A PEC do voto impresso foi barrada na Câmara ao não ser capaz de atingir os 308 votos necessários para a aprovação de projetos que mudam o texto constitucional. Quando se restringe a votação aos dez parlamentares da bancada capixaba, contudo, a vitória da proposta defendida pelo governo Bolsonaro foi acachapante, com apenas dois deputados contrários.
Resultado que não reflete necessariamente a vontade do eleitor no Espírito Santo, mas se insere nos fundamentos da democracia representativa brasileira. É do jogo. De toda forma, não deixa de causar estranheza que deputados eleitos pela urna eletrônica sejam justamente aqueles que a coloquem em suspeição.

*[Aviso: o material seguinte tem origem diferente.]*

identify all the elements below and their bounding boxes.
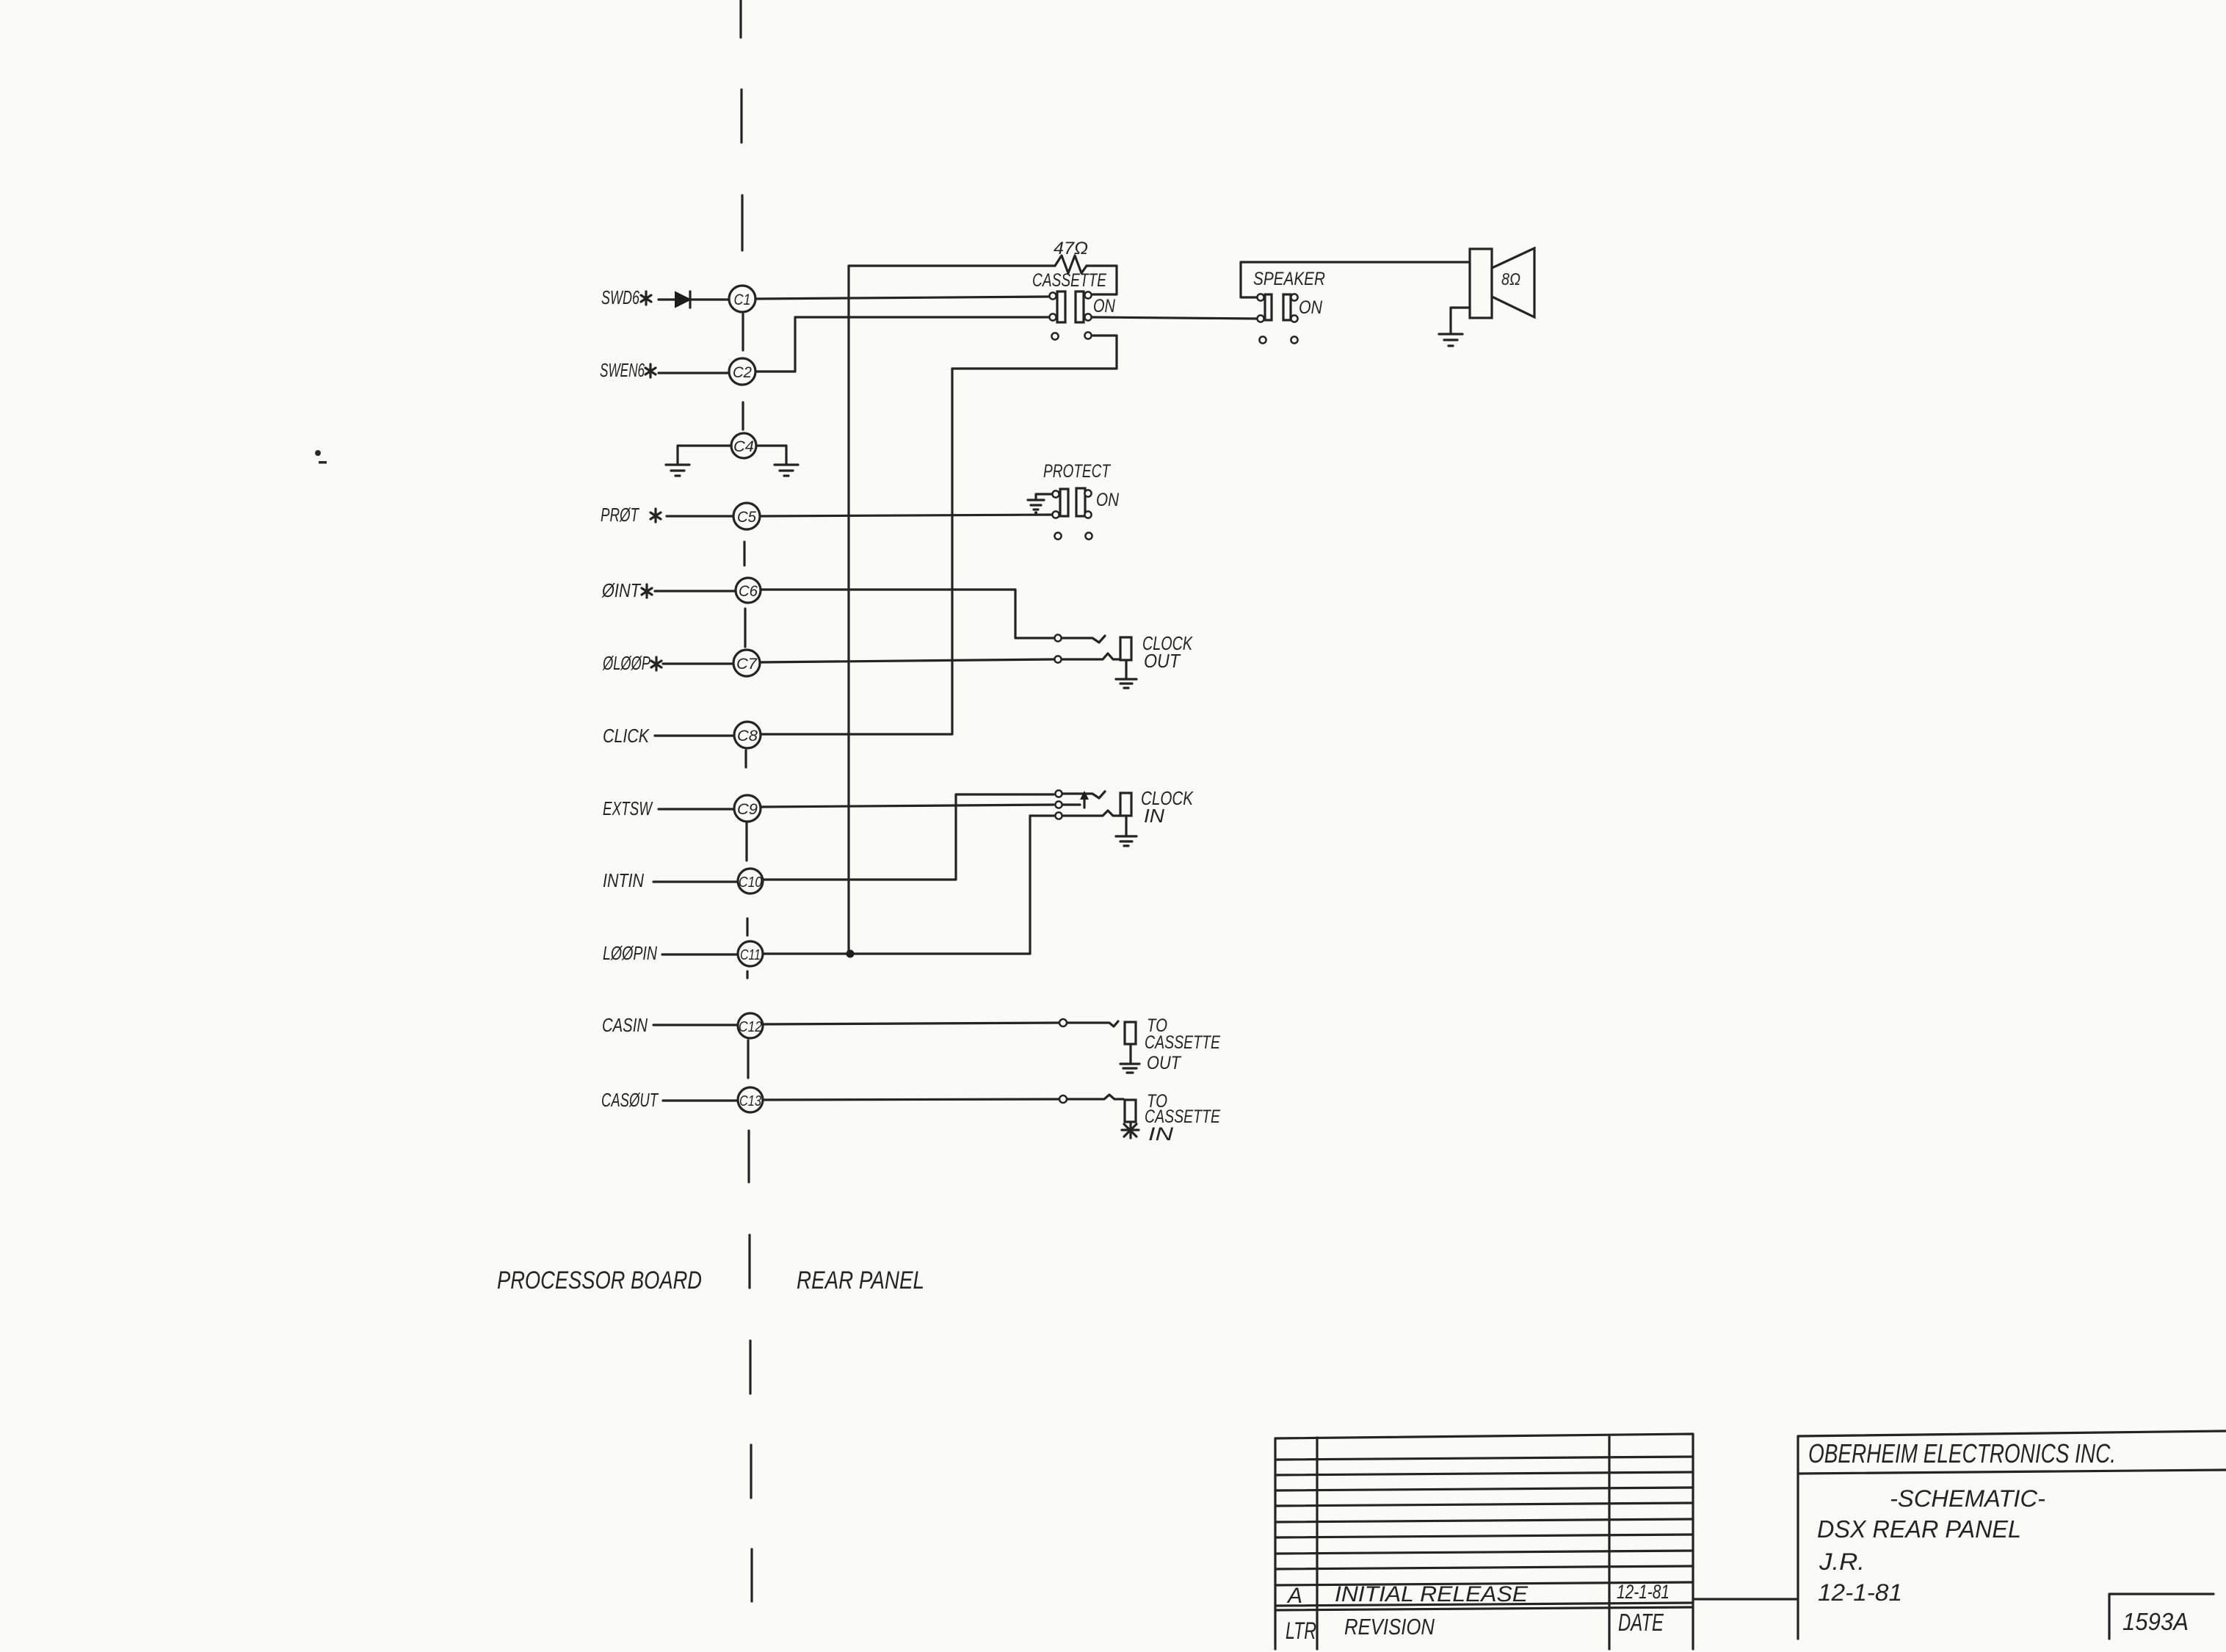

A justificativa de que a proposta buscava o aprimoramento do sistema eleitoral é cativante, sobretudo quando há um bombardeio de teorias conspiratórias. É como registrou o deputado Felipe Rigoni, ao votar contra a PEC: "De fato, a gente tem um sistema que é seguro e que pode ser melhorado, com certeza, mas a gente precisa fazer isso com cautela e gradualmente".
O que também não pode haver é um sequestro de narrativa, da forma como tem sido feito, para impor uma mudança que abre feridas na democracia brasileira ao se questionar o resultado das eleições dos últimos 25 anos, quando o voto eletrônico começou a ser implementado.
Quem tem boa memória se lembra que a informatização foi motivada justamente pelas fraudes recorrentes no voto em papel e na apuração manual. E durante muito tempo a urna eletrônica foi orgulho nacional, com o Brasil na vanguarda mundial nesse processo.
Apesar de a proposta ter sido rejeitada na Comissão de Constituição e Justiça (CCJ) na semana passada, o presidente da Câmara, Arthur Lira (PP-AL), decidiu levá-la ao plenário para a apreciação de todos os 513 deputados, sob a justificativa de que assim a situação seria pacificada. O texto da deputada Bia Kicis (PSL-DF) teve o apoio de 229 deputados, número superior aos 218 que votaram contra a PEC, mas ainda assim inferior aos 308 necessários.
Essa derrota com vantagem de votos tem tudo para contradizer as intenções de pacificação do presidente da Câmara. Até 2022, vai ser a estratégia de combate do bolsonarismo, um número que não será esquecido. E Bolsonaro já dá mostras de que a obsessão continua: "Eles (os deputados) não acreditam na lisura das eleições", disse a apoiadores na manhã seguinte à votação.
Nos bastidores, segundo informações do colunista Lauro Jardim, do Globo, o presidente vai usar esses 229 votos favoráveis para desenhar um acordo com o Tribunal Superior Eleitoral (TSE) para reforçar a integridade das urnas eletrônicas. Quem acreditou que a votação na Câmara sepultaria o assunto pode ter se enganado.
Não adianta, o voto impresso deve continuar mobilizando o bolsonarismo. Muito provavelmente, o presidente vai repetir ameaças, ou direcioná-las a novos alvos. Mesmo com a derrota da PEC, Bolsonaro saiu lucrando ao mostrar uma divisão entre os deputados. O presidente não se importa em admitir que não tem provas de fraudes. O voto impresso, que antes parecia só uma cortina de fumaça, pode ter ganhado peso político e eleitoral estratégico após o arquivamento pela Câmara.
O Brasil consegue se tornar mais insólito a cada dia. Difícil crer que a pauta do voto impresso domine o debate público e acirre os ânimos justamente quando o país enfrenta uma de suas piores crises. Não é só a pandemia, uma tragédia inesperada, mas desde o início mal gerenciada: há um acúmulo de problemas anteriores a ela que não encontraram ainda o caminho das soluções. Reformas que continuam apenas nas boas intenções mostram a falta de engajamento político com um projeto de Estado mais sadio, enquanto tempo e energia se perdem com assuntos coadjuvantes.
Cabe aos parlamentares comprometidos com a democracia garantirem o encaminhamento de pautas que coloquem o país no caminho do futuro, sem embarcar em jornadas oportunistas e desgastantes como a do voto impresso, que não levam a lugar nenhum.